Y aunque hay personas que en su ego se consideran verdaderamente sapientes lo cierto es que la vida nos demuestra a diario que entre más aprendemos menos conocemos, siendo nuestra obligación en medio de ese universo de ignorancias aprender a diario e intentar que esos nuevos saberes nos permitan reconocernos a través de ellos, lo que quiere decir que al adquirir el conocimiento lo que debemos hacer es integrarlo a nuestro ser y hacerlo útil para nuestras acciones comprendiendo que además debemos buscar que otras personas también se reconozcan a través de dicho saber y así se presente un crecimiento integral que nos provoque entre muchas cosas la armonía que como visión debe ser el objetivo de todos nuestros saberes.

Una perla de Einstein afirma: “nunca consideres el estudio como un deber, sino como una oportunidad para penetrar en el maravilloso mundo del saber”.

Cuentan que en un foro académico un par de invitados debatían aireadamente al respecto de quien tenia la razón y como las tonalidades del debate se estaban tornando complejas, el moderador de aquel foro tomó la decisión de pedirles no solo que se calmaran, respetaran el uso y orden de la palabra sino que además tuvieran en cuenta que el nivel más alto de nuestra ignorancia se da cuando rechazamos algo de lo cual no sabemos realmente nada.

Y es que aunque estamos acostumbrados a sentirnos expertos en algunos temas como producto de su estudio e investigación también la misma ciencia ha demostrado que con el paso del tiempo lo que se considero cierto e incluso como verdad revelada, al tiempo se demuestra que era un error garrafal por lo que más que certezas nuestros conocimientos solo nos ofrecen luces al respecto de algunos temas.

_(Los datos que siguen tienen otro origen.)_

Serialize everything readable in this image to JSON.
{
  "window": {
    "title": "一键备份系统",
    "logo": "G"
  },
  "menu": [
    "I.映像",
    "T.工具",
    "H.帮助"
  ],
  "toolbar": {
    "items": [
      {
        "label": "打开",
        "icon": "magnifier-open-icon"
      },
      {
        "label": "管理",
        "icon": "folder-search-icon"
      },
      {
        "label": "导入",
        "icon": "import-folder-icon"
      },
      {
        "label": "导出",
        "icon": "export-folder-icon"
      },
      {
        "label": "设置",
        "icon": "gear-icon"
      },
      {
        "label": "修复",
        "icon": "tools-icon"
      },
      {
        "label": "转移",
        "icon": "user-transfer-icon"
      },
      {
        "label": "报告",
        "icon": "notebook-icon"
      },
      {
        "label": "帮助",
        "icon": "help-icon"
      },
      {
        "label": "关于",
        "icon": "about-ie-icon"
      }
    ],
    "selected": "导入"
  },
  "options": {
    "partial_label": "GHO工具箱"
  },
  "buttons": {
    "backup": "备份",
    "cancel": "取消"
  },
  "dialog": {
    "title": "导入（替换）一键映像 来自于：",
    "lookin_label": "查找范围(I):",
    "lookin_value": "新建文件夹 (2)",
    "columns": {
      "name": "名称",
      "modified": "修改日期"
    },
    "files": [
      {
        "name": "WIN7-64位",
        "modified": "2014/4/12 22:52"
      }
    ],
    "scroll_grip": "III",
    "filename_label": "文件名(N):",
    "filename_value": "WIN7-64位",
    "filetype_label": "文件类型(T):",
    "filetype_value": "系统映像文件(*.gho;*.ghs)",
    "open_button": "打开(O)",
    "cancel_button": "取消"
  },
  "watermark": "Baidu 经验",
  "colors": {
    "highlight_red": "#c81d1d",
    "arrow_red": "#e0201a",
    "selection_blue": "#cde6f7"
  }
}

El texto de textos nos revela en Santiago 2:6, “pero vosotros habéis afrentado al pobre. ¿No os oprimen los ricos, y no son ellos los mismos que os arrastran a los tribunales? ¿No blasfeman ellos el buen nombre que fue invocado sobre vosotros? Si en verdad cumplís la ley real, conforme a la Escritura: Amarás a tu prójimo como a ti mismo, bien hacéis; pero si hacéis acepción de personas, cometéis pecado, y quedáis convictos por la ley como transgresores”.

Aquí y ahora, tenemos la oportunidad de decidirnos por valorar el aprendizaje que nos ofrecen nuestras…                                                     COTIDIANIDADES…                                                                                            ¡nos trasformaremos!